TIMELINE: AUGUST 17, 2017. FOUR DAYS TO THE ECLIPSE.

Máni isn't back yet.

That's not entirely unusual: Máni isn't the most dependable god in the pantheon, never has been, and this latest incarnation is even more inclined than the last to lingering in the everything beyond the gate when it's his turn to shine. Chang'e, who was set to meet him upon his return, can't help thinking she'll be relieved when he retires, and hopes his general dislike of fruits and vegetables will hasten that retirement along. She feels a little guilty for thinking that way—they're supposed to be a pantheon, a team, and she doesn't want to be the villain of the piece—but he doesn't take his duties as seriously as he's supposed to, doesn't seem to really care about their sacred task, and without it, they might have faded the way so many other incarnations have.

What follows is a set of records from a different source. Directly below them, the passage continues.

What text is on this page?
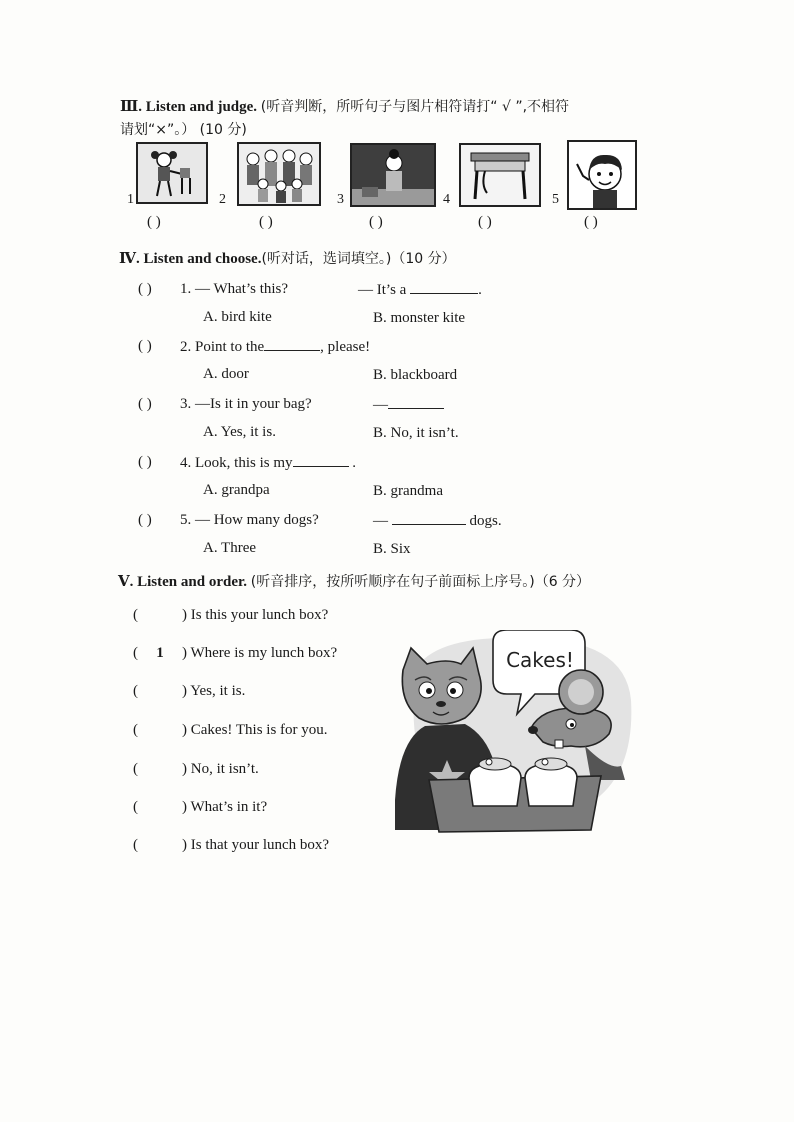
Ⅲ. Listen and judge. (听音判断，所听句子与图片相符请打“ √ ”,不相符
请划“×”。） (10 分)
1	2	3	4	5
( )	( )	( )	( )	( )
Ⅳ. Listen and choose.(听对话，选词填空。)（10 分）
( ) 1. — What’s this?	— It’s a	.
A. bird kite	B. monster kite
( ) 2. Point to the	, please!
A. door	B. blackboard
( ) 3. —Is it in your bag?	—
A. Yes, it is.	B. No, it isn’t.
( ) 4. Look, this is my	.
A. grandpa	B. grandma
( ) 5. — How many dogs?	—	dogs.
A. Three	B. Six
Ⅴ. Listen and order. (听音排序，按所听顺序在句子前面标上序号。)（6 分）
(	) Is this your lunch box?
( 1 ) Where is my lunch box?
(	) Yes, it is.
(	) Cakes! This is for you.
(	) No, it isn’t.
(	) What’s in it?
(	) Is that your lunch box?
Cakes!
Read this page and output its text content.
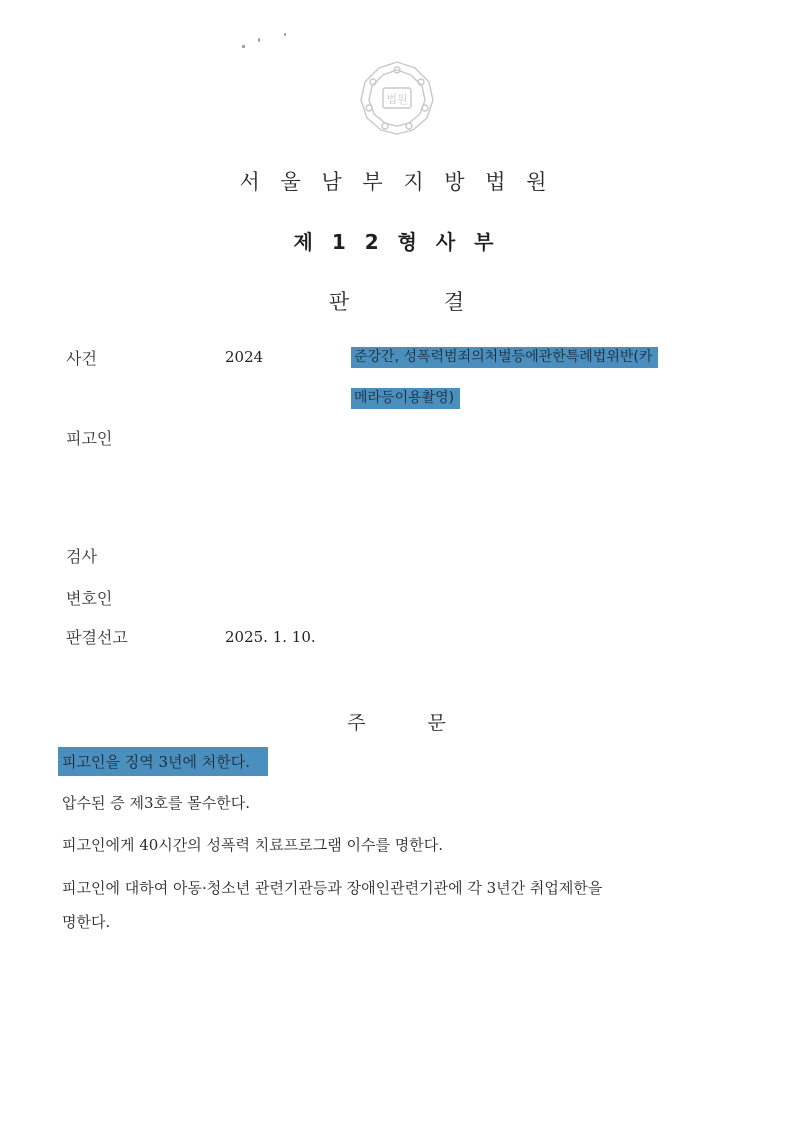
법원
서 울 남 부 지 방 법 원
제 1 2 형 사 부
판 결
사건	2024	준강간, 성폭력범죄의처벌등에관한특례법위반(카
메라등이용촬영)
피고인
검사
변호인
판결선고	2025. 1. 10.
주 문
피고인을 징역 3년에 처한다.
압수된 증 제3호를 몰수한다.
피고인에게 40시간의 성폭력 치료프로그램 이수를 명한다.
피고인에 대하여 아동·청소년 관련기관등과 장애인관련기관에 각 3년간 취업제한을
명한다.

She shouldn't judge. It's not like she was here in time for moonrise, when she should have escorted him to the gate with all proper pomp and circumstance. But she'd been distracted with a translation paper, and time had slipped away from her. She'd grabbed her things and raced for the gate, half-convinced she'd get there to either find him standing impatiently outside, or worse, to find Diana waiting to tell her that due to her negligence, the City had been forced to find another way, and their services were no longer needed. That would be the end of them all, if it were ever to come to pass.

After all, gods aren't natural forces, not like Summer and Winter; they're fractured reflections of natural forces. They don't necessarily endure. The ones who perform an essential service get to stick around, vestigial remainders of a time when belief had been bigger and easier, a time before the alchemists began tying everything down to a single system of understanding, turning people into weapons to wield against anything that wasn't the reality they wanted to control. The gods without an essential service…

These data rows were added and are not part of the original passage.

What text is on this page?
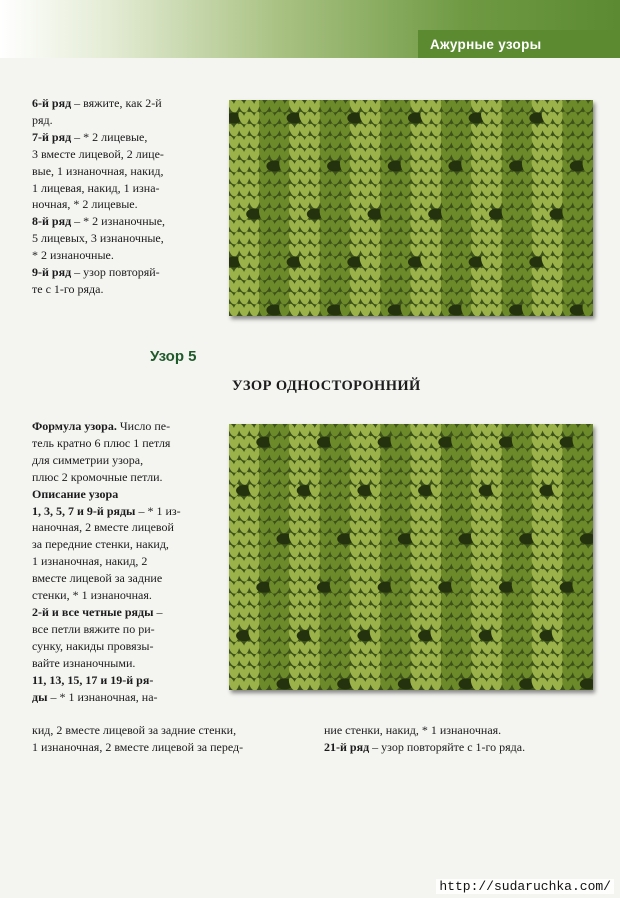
Ажурные узоры

6-й ряд – вяжите, как 2-й

ряд.

7-й ряд – * 2 лицевые,

3 вместе лицевой, 2 лице-

вые, 1 изнаночная, накид,

1 лицевая, накид, 1 изна-

ночная, * 2 лицевые.

8-й ряд – * 2 изнаночные,

5 лицевых, 3 изнаночные,

* 2 изнаночные.

9-й ряд – узор повторяй-

те с 1-го ряда.

Узор 5
УЗОР ОДНОСТОРОННИЙ

Формула узора. Число пе-

тель кратно 6 плюс 1 петля

для симметрии узора,

плюс 2 кромочные петли.

Описание узора

1, 3, 5, 7 и 9-й ряды – * 1 из-

наночная, 2 вместе лицевой

за передние стенки, накид,

1 изнаночная, накид, 2

вместе лицевой за задние

стенки, * 1 изнаночная.

2-й и все четные ряды –

все петли вяжите по ри-

сунку, накиды провязы-

вайте изнаночными.

11, 13, 15, 17 и 19-й ря-

ды – * 1 изнаночная, на-

кид, 2 вместе лицевой за задние стенки,

1 изнаночная, 2 вместе лицевой за перед-

ние стенки, накид, * 1 изнаночная.

21-й ряд – узор повторяйте с 1-го ряда.

http://sudaruchka.com/
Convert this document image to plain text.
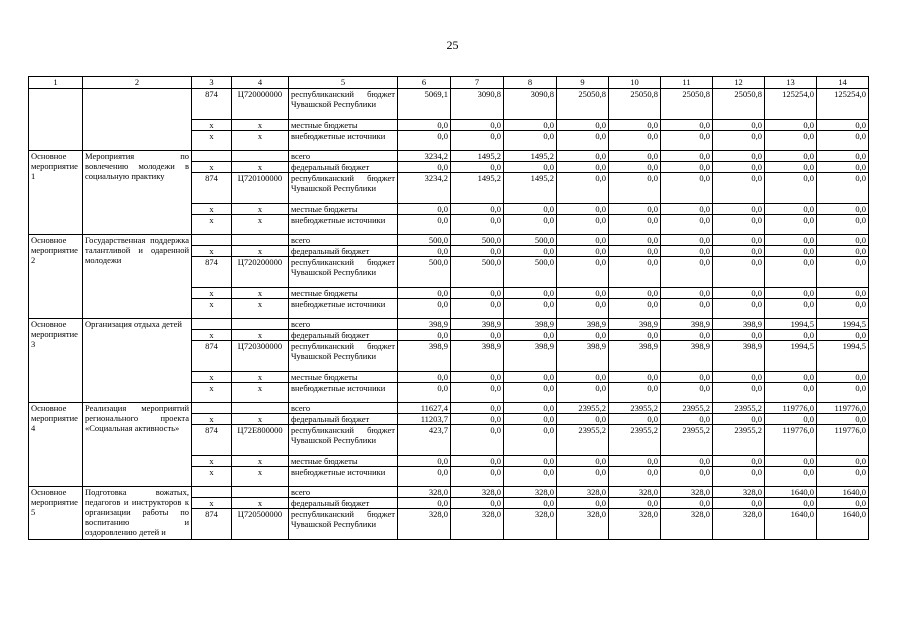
25
1	2	3	4	5	6	7	8	9	10	11	12	13	14
		874	Ц720000000	республиканский бюджет Чувашской Республики	5069,1	3090,8	3090,8	25050,8	25050,8	25050,8	25050,8	125254,0	125254,0
		х	х	местные бюджеты	0,0	0,0	0,0	0,0	0,0	0,0	0,0	0,0	0,0
		х	х	внебюджетные источники	0,0	0,0	0,0	0,0	0,0	0,0	0,0	0,0	0,0
Основное мероприятие 1	Мероприятия по вовлечению молодежи в социальную практику			всего	3234,2	1495,2	1495,2	0,0	0,0	0,0	0,0	0,0	0,0
		х	х	федеральный бюджет	0,0	0,0	0,0	0,0	0,0	0,0	0,0	0,0	0,0
		874	Ц720100000	республиканский бюджет Чувашской Республики	3234,2	1495,2	1495,2	0,0	0,0	0,0	0,0	0,0	0,0
		х	х	местные бюджеты	0,0	0,0	0,0	0,0	0,0	0,0	0,0	0,0	0,0
		х	х	внебюджетные источники	0,0	0,0	0,0	0,0	0,0	0,0	0,0	0,0	0,0
Основное мероприятие 2	Государственная поддержка талантливой и одаренной молодежи			всего	500,0	500,0	500,0	0,0	0,0	0,0	0,0	0,0	0,0
		х	х	федеральный бюджет	0,0	0,0	0,0	0,0	0,0	0,0	0,0	0,0	0,0
		874	Ц720200000	республиканский бюджет Чувашской Республики	500,0	500,0	500,0	0,0	0,0	0,0	0,0	0,0	0,0
		х	х	местные бюджеты	0,0	0,0	0,0	0,0	0,0	0,0	0,0	0,0	0,0
		х	х	внебюджетные источники	0,0	0,0	0,0	0,0	0,0	0,0	0,0	0,0	0,0
Основное мероприятие 3	Организация отдыха детей			всего	398,9	398,9	398,9	398,9	398,9	398,9	398,9	1994,5	1994,5
		х	х	федеральный бюджет	0,0	0,0	0,0	0,0	0,0	0,0	0,0	0,0	0,0
		874	Ц720300000	республиканский бюджет Чувашской Республики	398,9	398,9	398,9	398,9	398,9	398,9	398,9	1994,5	1994,5
		х	х	местные бюджеты	0,0	0,0	0,0	0,0	0,0	0,0	0,0	0,0	0,0
		х	х	внебюджетные источники	0,0	0,0	0,0	0,0	0,0	0,0	0,0	0,0	0,0
Основное мероприятие 4	Реализация мероприятий регионального проекта «Социальная активность»			всего	11627,4	0,0	0,0	23955,2	23955,2	23955,2	23955,2	119776,0	119776,0
		х	х	федеральный бюджет	11203,7	0,0	0,0	0,0	0,0	0,0	0,0	0,0	0,0
		874	Ц72Е800000	республиканский бюджет Чувашской Республики	423,7	0,0	0,0	23955,2	23955,2	23955,2	23955,2	119776,0	119776,0
		х	х	местные бюджеты	0,0	0,0	0,0	0,0	0,0	0,0	0,0	0,0	0,0
		х	х	внебюджетные источники	0,0	0,0	0,0	0,0	0,0	0,0	0,0	0,0	0,0
Основное мероприятие 5	Подготовка вожатых, педагогов и инструкторов к организации работы по воспитанию и оздоровлению детей и			всего	328,0	328,0	328,0	328,0	328,0	328,0	328,0	1640,0	1640,0
		х	х	федеральный бюджет	0,0	0,0	0,0	0,0	0,0	0,0	0,0	0,0	0,0
		874	Ц720500000	республиканский бюджет Чувашской Республики	328,0	328,0	328,0	328,0	328,0	328,0	328,0	1640,0	1640,0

Gods can be forgotten. Seasons can't. Oceans can't. But gods… gods are only ever here to go.

Maybe once there had been a true incarnation of the Moon, just one, singular and serene. But much as the Summer and Winter appear on every continent of the world, distinct from one another, shaped by the climate and conditions of the land they serve, the moon shines down everywhere, and people look up at it everywhere, and everywhere, those people looked at that moon and formed their own ideas about what it represented. Some of them saw men and some of them saw monsters and a surprising number of them saw rabbits. Incarnations are born from belief in the beginning and inertia in the end, and all over the world, the Moon fractured into smaller shards of itself, faces, and where there's a face, there will be someone to wear it.

And everywhere there were people, the moon continued to shine. The moon, celestial body that she was, didn't care how many little incarnations spoke for her, how many people were empowered in her name. She only needed to shine.

In the beginning, all the shards of the Moon served their own pantheons, walked among the people who truly believed in them. Chang'e would never have known Máni in those days, would never have been forced to deal with his casual refusal to take his job seriously. She would have been a part of the celestial bureaucracy, organized and occupied and, quite probably, completely miserable. She may not like how lackadaisical Máni is about things, but she doesn't like to be micromanaged; she's happier here.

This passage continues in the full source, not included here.